In 1994, Drs Johanson and William Kimbel, along with Dr Yoel Rak of the University of Tel Aviv, reported finding fragments of a hominid skull as well as a number of limbs and jawbones at Hadar. These were dated as being about the same age as Lucy but this hominid was much taller.

Later in 1994, Drs Tim White from the Department of Anthropology at the University of California at Berkeley, Gen Suwa from the University of Tokyo, and Berhane Asfaw from the Ethiopian government reported finding part of a childs jaw and two teeth at a site near the village of Aramis, 65 km south of Hadar.

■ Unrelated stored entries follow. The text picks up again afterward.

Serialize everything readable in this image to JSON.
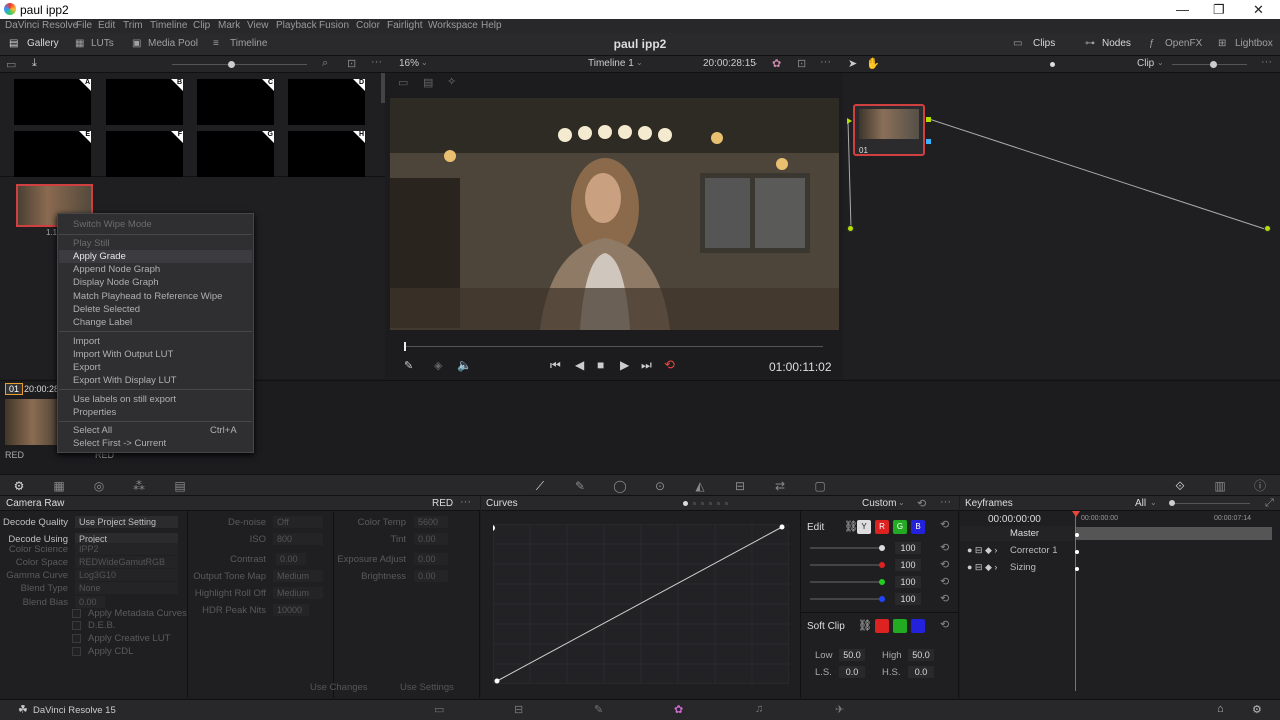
{
  "window": {
    "title": "paul ipp2",
    "min": "—",
    "max": "❐",
    "close": "✕"
  },
  "menu": [
    "DaVinci Resolve",
    "File",
    "Edit",
    "Trim",
    "Timeline",
    "Clip",
    "Mark",
    "View",
    "Playback",
    "Fusion",
    "Color",
    "Fairlight",
    "Workspace",
    "Help"
  ],
  "toolbar": {
    "gallery": "Gallery",
    "luts": "LUTs",
    "media_pool": "Media Pool",
    "timeline": "Timeline",
    "project_title": "paul ipp2",
    "clips": "Clips",
    "nodes": "Nodes",
    "openfx": "OpenFX",
    "lightbox": "Lightbox"
  },
  "bar2": {
    "zoom": "16%",
    "timeline_name": "Timeline 1",
    "timecode": "20:00:28:15",
    "clip_mode": "Clip"
  },
  "gallery": {
    "still_labels": [
      "A",
      "B",
      "C",
      "D",
      "E",
      "F",
      "G",
      "H"
    ],
    "still_id": "1.1"
  },
  "context_menu": {
    "items": [
      "Switch Wipe Mode",
      "Play Still",
      "Apply Grade",
      "Append Node Graph",
      "Display Node Graph",
      "Match Playhead to Reference Wipe",
      "Delete Selected",
      "Change Label",
      "Import",
      "Import With Output LUT",
      "Export",
      "Export With Display LUT",
      "Use labels on still export",
      "Properties",
      "Select All",
      "Select First -> Current"
    ],
    "shortcut_select_all": "Ctrl+A"
  },
  "viewer": {
    "timecode": "01:00:11:02"
  },
  "node": {
    "label": "01"
  },
  "clip_strip": {
    "clip_num": "01",
    "clip_tc": "20:00:28",
    "codec1": "RED",
    "codec2": "RED"
  },
  "camera_raw": {
    "title": "Camera Raw",
    "badge": "RED",
    "left": [
      {
        "label": "Decode Quality",
        "value": "Use Project Setting"
      },
      {
        "label": "Decode Using",
        "value": "Project"
      },
      {
        "label": "Color Science",
        "value": "IPP2"
      },
      {
        "label": "Color Space",
        "value": "REDWideGamutRGB"
      },
      {
        "label": "Gamma Curve",
        "value": "Log3G10"
      },
      {
        "label": "Blend Type",
        "value": "None"
      },
      {
        "label": "Blend Bias",
        "value": "0.00"
      }
    ],
    "checks": [
      "Apply Metadata Curves",
      "D.E.B.",
      "Apply Creative LUT",
      "Apply CDL"
    ],
    "mid": [
      {
        "label": "De-noise",
        "value": "Off"
      },
      {
        "label": "ISO",
        "value": "800"
      },
      {
        "label": "Contrast",
        "value": "0.00"
      },
      {
        "label": "Output Tone Map",
        "value": "Medium"
      },
      {
        "label": "Highlight Roll Off",
        "value": "Medium"
      },
      {
        "label": "HDR Peak Nits",
        "value": "10000"
      }
    ],
    "right": [
      {
        "label": "Color Temp",
        "value": "5600"
      },
      {
        "label": "Tint",
        "value": "0.00"
      },
      {
        "label": "Exposure Adjust",
        "value": "0.00"
      },
      {
        "label": "Brightness",
        "value": "0.00"
      }
    ],
    "use_changes": "Use Changes",
    "use_settings": "Use Settings"
  },
  "curves": {
    "title": "Curves",
    "mode": "Custom",
    "edit": "Edit",
    "channels": [
      "Y",
      "R",
      "G",
      "B"
    ],
    "values": [
      "100",
      "100",
      "100",
      "100"
    ],
    "soft_clip": "Soft Clip",
    "low_label": "Low",
    "low": "50.0",
    "high_label": "High",
    "high": "50.0",
    "ls_label": "L.S.",
    "ls": "0.0",
    "hs_label": "H.S.",
    "hs": "0.0"
  },
  "keyframes": {
    "title": "Keyframes",
    "filter": "All",
    "tc_start": "00:00:00:00",
    "ruler_start": "00:00:00:00",
    "ruler_end": "00:00:07:14",
    "tracks": [
      "Master",
      "Corrector 1",
      "Sizing"
    ]
  },
  "status": {
    "app": "DaVinci Resolve 15"
  },
  "colors": {
    "accent_red": "#e8463c",
    "selection": "#d04040",
    "node_green": "#b4e000"
  }
}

These fossils have been dated at 4.4 million years old the earliest hominid remains so far.

The existence of this last fossil supports the theory that a common hominoid ancestor for all hominids lived in Africa no more than 6 million years ago.

Humans are also Homo sapiens. We belong to the genus of Homo and the species of sapiens.

The earliest member of the Homo genus is the Homo habilis or handy man. In 1964, part of a handy mans skull was found at Olduvai Gorge in Tanzania and named by Drs Louis Leakey, Philip Tobias and John Napier, with the assistance of Raymond Dart. The following year another skull fragment was found in western Kenya but not dated until 1991. The oldest handy man remains have been dated at 2.4 million years old.

Homo erectus is the nearest direct ancestor to Homo sapiens. In 1985, Kamoya Kimeu found the earliest remains of Homo erectus at a site near Lake Turkana in Kenya. It was a nearly complete skeleton of a twelve year old boy who stood 165 cm tall. The skeleton was dated at 1.6 million years old.

The earliest human tools were found in 1976 by Drs Helene Roche and John Wall near Hadar. These basic stone implements used for chopping and slicing have been dated at 2.7 million years old.

When did I first know I was alive?

W e probably know that we are alive sometime before we are born but it is difficult to remember this. It is theorised that we fail to remember because we do not have language to hold on to the memory.